Seth MacFarlane might be getting a FOURTH primetime animated series on FOX? D’oh. (Get it? You get it.)

Comments (19)
  1. Well, it’s about time.

  2. After booting Jeff Dunham from the lineup, Fox was probably worried about losing traction with the coveted 18-worst demographic.

  3. This is the best news I have heard today. In fact, I woke up this morning puzzled by the fact that Seth Macfarlane only has three animated shows. Thank you, FOX, I can now rest easy knowing that I can listen to poop/sex/gay/sexist/racist jokes for two hours a week now( hopefully all in a row).

  4. Well, I mean, that will be rounding out the FOUR ANIMATED SHOWS OF THE APOCALYPSE. So, it makes sense.

  5. I hope this show solely consists of references to unseen past events on MacFarlane’s previous three shows, then brief flashback segments to said events. Because comedy.

  6. I just really hope it’s a spinoff of one of his other great shows!

    • Or better yet, maybe they’ll just give him the Simpsons. Then we could see some truly awful episodes:
      -Santa’s Little Helper tarts talking
      -Maggie is gay and therefore (naturally) wants to kill Marge
      -Flanders gets paralyzed (and it’s funny)

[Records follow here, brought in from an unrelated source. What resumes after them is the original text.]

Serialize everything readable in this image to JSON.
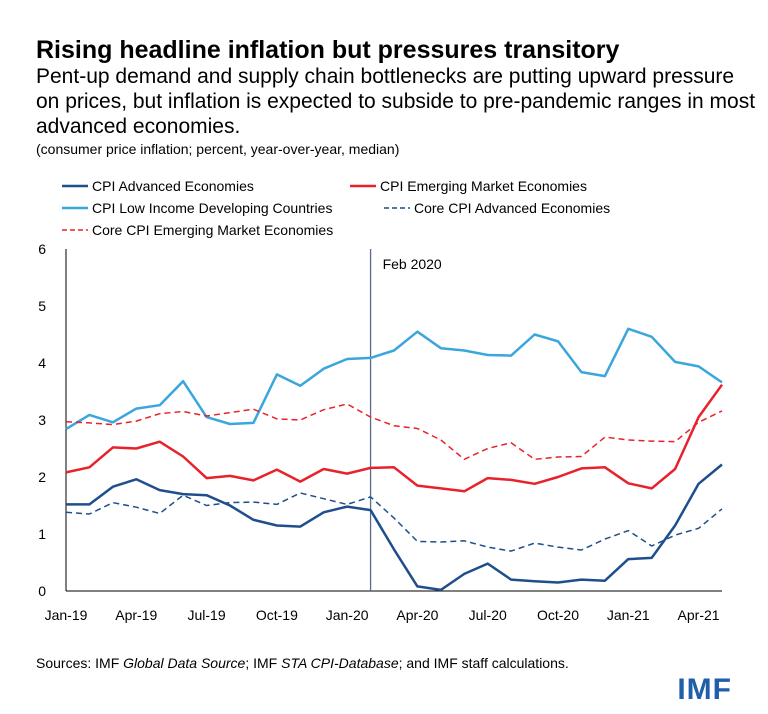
{
  "title": "Rising headline inflation but pressures transitory",
  "subtitle": "Pent-up demand and supply chain bottlenecks are putting upward pressure on prices, but inflation is expected to subside to pre-pandemic ranges in most advanced economies.",
  "note": "(consumer price inflation; percent, year-over-year, median)",
  "source": {
    "prefix": "Sources: IMF ",
    "part1": "Global Data Source",
    "mid": "; IMF ",
    "part2": "STA CPI-Database",
    "suffix": "; and IMF staff calculations."
  },
  "logo": "IMF",
  "colors": {
    "dark_blue": "#1f4e8c",
    "light_blue": "#3aa6dd",
    "red": "#e8222b",
    "axis": "#000000",
    "vline": "#5a6a8a"
  },
  "chart_data": {
    "type": "line",
    "ylim": [
      0,
      6
    ],
    "yticks": [
      "0",
      "1",
      "2",
      "3",
      "4",
      "5",
      "6"
    ],
    "x": [
      "2019-01",
      "2019-02",
      "2019-03",
      "2019-04",
      "2019-05",
      "2019-06",
      "2019-07",
      "2019-08",
      "2019-09",
      "2019-10",
      "2019-11",
      "2019-12",
      "2020-01",
      "2020-02",
      "2020-03",
      "2020-04",
      "2020-05",
      "2020-06",
      "2020-07",
      "2020-08",
      "2020-09",
      "2020-10",
      "2020-11",
      "2020-12",
      "2021-01",
      "2021-02",
      "2021-03",
      "2021-04",
      "2021-05"
    ],
    "xticks": [
      {
        "label": "Jan-19",
        "index": 0
      },
      {
        "label": "Apr-19",
        "index": 3
      },
      {
        "label": "Jul-19",
        "index": 6
      },
      {
        "label": "Oct-19",
        "index": 9
      },
      {
        "label": "Jan-20",
        "index": 12
      },
      {
        "label": "Apr-20",
        "index": 15
      },
      {
        "label": "Jul-20",
        "index": 18
      },
      {
        "label": "Oct-20",
        "index": 21
      },
      {
        "label": "Jan-21",
        "index": 24
      },
      {
        "label": "Apr-21",
        "index": 27
      }
    ],
    "annotation": {
      "label": "Feb 2020",
      "index": 13
    },
    "series": [
      {
        "name": "CPI Advanced Economies",
        "color": "#1f4e8c",
        "dash": false,
        "values": [
          1.52,
          1.52,
          1.83,
          1.96,
          1.77,
          1.7,
          1.68,
          1.5,
          1.25,
          1.15,
          1.13,
          1.38,
          1.48,
          1.42,
          0.73,
          0.08,
          0.02,
          0.3,
          0.48,
          0.2,
          0.17,
          0.15,
          0.2,
          0.18,
          0.56,
          0.58,
          1.15,
          1.88,
          2.22
        ]
      },
      {
        "name": "CPI Emerging Market Economies",
        "color": "#e8222b",
        "dash": false,
        "values": [
          2.08,
          2.17,
          2.52,
          2.5,
          2.62,
          2.36,
          1.98,
          2.02,
          1.94,
          2.13,
          1.92,
          2.14,
          2.06,
          2.16,
          2.17,
          1.85,
          1.8,
          1.75,
          1.98,
          1.95,
          1.88,
          2.0,
          2.15,
          2.17,
          1.89,
          1.8,
          2.14,
          3.05,
          3.62
        ]
      },
      {
        "name": "CPI Low Income Developing Countries",
        "color": "#3aa6dd",
        "dash": false,
        "values": [
          2.84,
          3.09,
          2.96,
          3.2,
          3.26,
          3.68,
          3.05,
          2.93,
          2.95,
          3.8,
          3.6,
          3.9,
          4.07,
          4.09,
          4.22,
          4.55,
          4.26,
          4.22,
          4.14,
          4.13,
          4.5,
          4.38,
          3.84,
          3.77,
          4.6,
          4.46,
          4.02,
          3.94,
          3.66
        ]
      },
      {
        "name": "Core CPI Advanced Economies",
        "color": "#1f4e8c",
        "dash": true,
        "values": [
          1.38,
          1.35,
          1.55,
          1.47,
          1.36,
          1.68,
          1.5,
          1.55,
          1.56,
          1.52,
          1.72,
          1.62,
          1.52,
          1.65,
          1.28,
          0.87,
          0.86,
          0.88,
          0.77,
          0.7,
          0.84,
          0.77,
          0.72,
          0.91,
          1.06,
          0.79,
          0.98,
          1.1,
          1.44
        ]
      },
      {
        "name": "Core CPI Emerging Market Economies",
        "color": "#e8222b",
        "dash": true,
        "values": [
          2.97,
          2.95,
          2.92,
          2.98,
          3.11,
          3.15,
          3.07,
          3.13,
          3.19,
          3.02,
          3.0,
          3.18,
          3.28,
          3.05,
          2.9,
          2.85,
          2.65,
          2.31,
          2.5,
          2.6,
          2.31,
          2.35,
          2.36,
          2.7,
          2.65,
          2.63,
          2.62,
          2.96,
          3.16
        ]
      }
    ]
  }
}
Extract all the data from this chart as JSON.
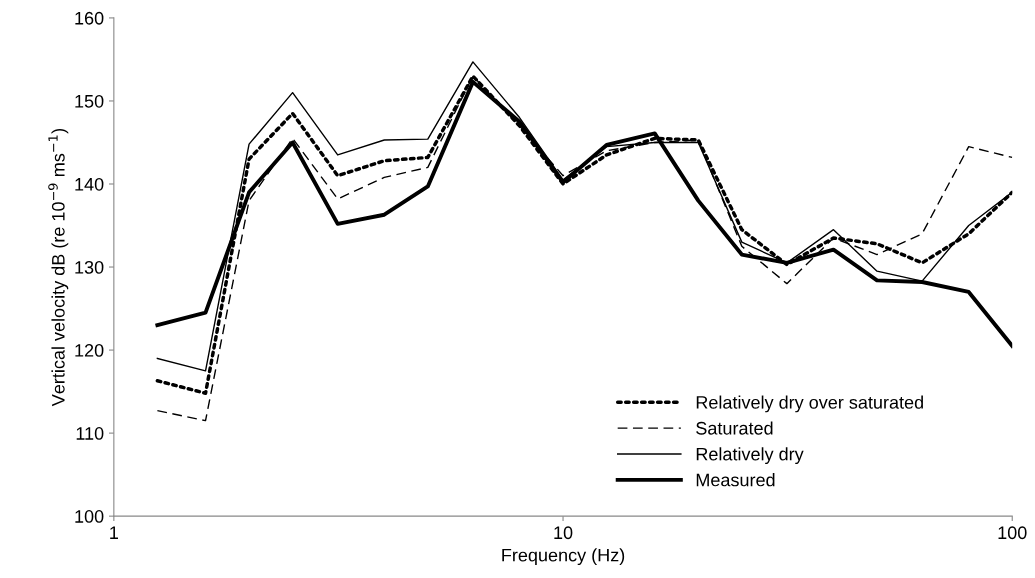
{
  "chart_data": {
    "type": "line",
    "xlabel": "Frequency (Hz)",
    "ylabel": "Vertical velocity dB (re 10$^{−9}$ ms$^{−1}$)",
    "log": "x",
    "xlim": [
      1,
      100
    ],
    "xticks": [
      1,
      10,
      100
    ],
    "ylim": [
      100,
      160
    ],
    "yticks": [
      100,
      110,
      120,
      130,
      140,
      150,
      160
    ],
    "grid": false,
    "legend": "bottom right",
    "marker": "none",
    "x": [
      1.25,
      1.6,
      2,
      2.5,
      3.15,
      4,
      5,
      6.3,
      8,
      10,
      12.5,
      16,
      20,
      25,
      31.5,
      40,
      50,
      63,
      80,
      100
    ],
    "series": [
      {
        "name": "Relatively dry over saturated",
        "color": "#000000",
        "line_style": "dotted",
        "values": [
          116.3,
          114.8,
          143,
          148.5,
          141,
          142.8,
          143.2,
          153,
          147,
          140,
          143.5,
          145.5,
          145.3,
          134.5,
          130.3,
          133.5,
          132.8,
          130.5,
          134,
          139
        ]
      },
      {
        "name": "Saturated",
        "color": "#000000",
        "line_style": "dashed",
        "values": [
          112.7,
          111.5,
          138,
          145.5,
          138.2,
          140.8,
          142,
          153,
          147,
          141,
          144,
          145,
          145.3,
          132.5,
          128,
          133.5,
          131.5,
          134,
          144.5,
          143.2
        ]
      },
      {
        "name": "Relatively dry",
        "color": "#000000",
        "line_style": "solid",
        "values": [
          119,
          117.5,
          144.8,
          151,
          143.5,
          145.3,
          145.4,
          154.7,
          148,
          140.5,
          144.5,
          145,
          145,
          133,
          130.5,
          134.5,
          129.5,
          128.3,
          135,
          139
        ]
      },
      {
        "name": "Measured",
        "color": "#000000",
        "line_style": "solid",
        "values": [
          123,
          124.5,
          139,
          145,
          135.2,
          136.3,
          139.7,
          152.3,
          147.5,
          140.2,
          144.7,
          146.1,
          138,
          131.5,
          130.5,
          132.1,
          128.4,
          128.2,
          127,
          120.5
        ]
      }
    ]
  }
}
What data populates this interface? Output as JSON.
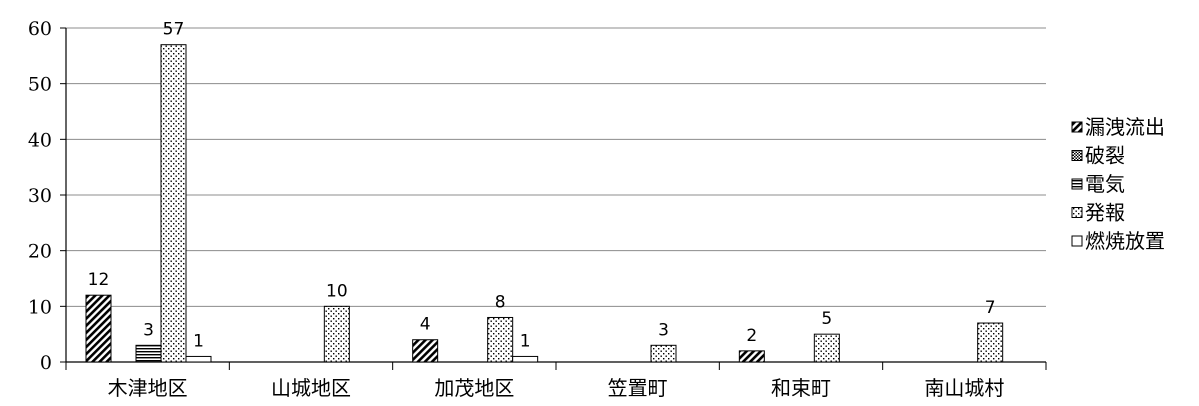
{
  "chart_data": {
    "type": "bar",
    "title": "",
    "xlabel": "",
    "ylabel": "",
    "ylim": [
      0,
      60
    ],
    "yticks": [
      0,
      10,
      20,
      30,
      40,
      50,
      60
    ],
    "grid": "horizontal",
    "legend_position": "right",
    "categories": [
      "木津地区",
      "山城地区",
      "加茂地区",
      "笠置町",
      "和束町",
      "南山城村"
    ],
    "series": [
      {
        "name": "漏洩流出",
        "pattern": "diagonal-lines",
        "values": [
          12,
          0,
          4,
          0,
          2,
          0
        ],
        "labels": [
          "12",
          "",
          "4",
          "",
          "2",
          ""
        ]
      },
      {
        "name": "破裂",
        "pattern": "crosshatch",
        "values": [
          0,
          0,
          0,
          0,
          0,
          0
        ],
        "labels": [
          "",
          "",
          "",
          "",
          "",
          ""
        ]
      },
      {
        "name": "電気",
        "pattern": "horizontal-lines",
        "values": [
          3,
          0,
          0,
          0,
          0,
          0
        ],
        "labels": [
          "3",
          "",
          "",
          "",
          "",
          ""
        ]
      },
      {
        "name": "発報",
        "pattern": "dots",
        "values": [
          57,
          10,
          8,
          3,
          5,
          7
        ],
        "labels": [
          "57",
          "10",
          "8",
          "3",
          "5",
          "7"
        ]
      },
      {
        "name": "燃焼放置",
        "pattern": "none",
        "values": [
          1,
          0,
          1,
          0,
          0,
          0
        ],
        "labels": [
          "1",
          "",
          "1",
          "",
          "",
          ""
        ]
      }
    ]
  }
}
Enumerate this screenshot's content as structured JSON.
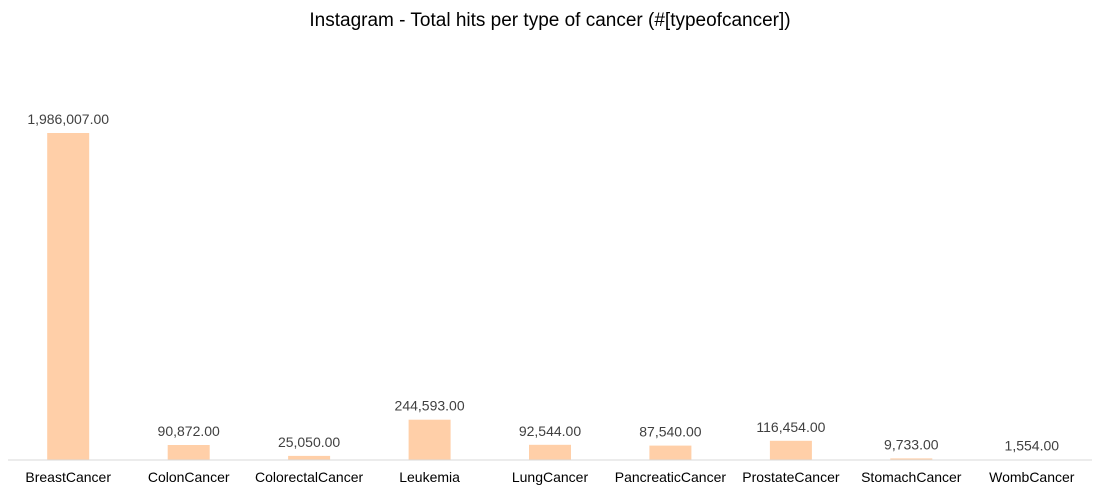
{
  "chart_data": {
    "type": "bar",
    "title": "Instagram - Total hits per type of cancer (#[typeofcancer])",
    "categories": [
      "BreastCancer",
      "ColonCancer",
      "ColorectalCancer",
      "Leukemia",
      "LungCancer",
      "PancreaticCancer",
      "ProstateCancer",
      "StomachCancer",
      "WombCancer"
    ],
    "values": [
      1986007,
      90872,
      25050,
      244593,
      92544,
      87540,
      116454,
      9733,
      1554
    ],
    "data_labels": [
      "1,986,007.00",
      "90,872.00",
      "25,050.00",
      "244,593.00",
      "92,544.00",
      "87,540.00",
      "116,454.00",
      "9,733.00",
      "1,554.00"
    ],
    "xlabel": "",
    "ylabel": "",
    "ylim": [
      0,
      1986007
    ],
    "grid": false,
    "legend": "none",
    "bar_color": "#ffcfa8",
    "axis_color": "#d9d9d9"
  }
}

      The possibilites are endless!

  7. Tonight Show with Jay Leno: The Animated Series

  8. I smell one gigantic crossover episode in the future! Family Guy for the ages! What happens when Stan from American dad, the fat bear from the Cleveland show and the talking pile of shit from Seth McFarland new animated series takes a road trip to Quahog?

    I’m not sure but I do know it will be hilarious!*

    *By hilarious I mean the worst.

  9. Seth: “My first show is wildly successful. My next one, far, far less successful. My third one, even less successful than that. I DON’T PAY ATTENTION TO ANYTHING, GIVE ME NUMBER FOUR MOTHERFUCKERS.”
    Fox Execs: “Well, he has a point. We are indeed motherfuckers. Green light! Now someone get me some cocaine to inject into my left nipple.”

  10. Whatever, I heard news today that Joss Whedon might be doing something over at FX in the future, so nothing can bring me down. Not even looking at a picture of Seth MacFarlane’s cold, dead eyes.

  11. It was rumored Seth MacFarlane had been toying around with a story about a Japanese WWII era, American propaganda stereotype who lives in a tree house with his talking South African Ferret who is also a pedophile but the children are represented by baby animals so its totally funny.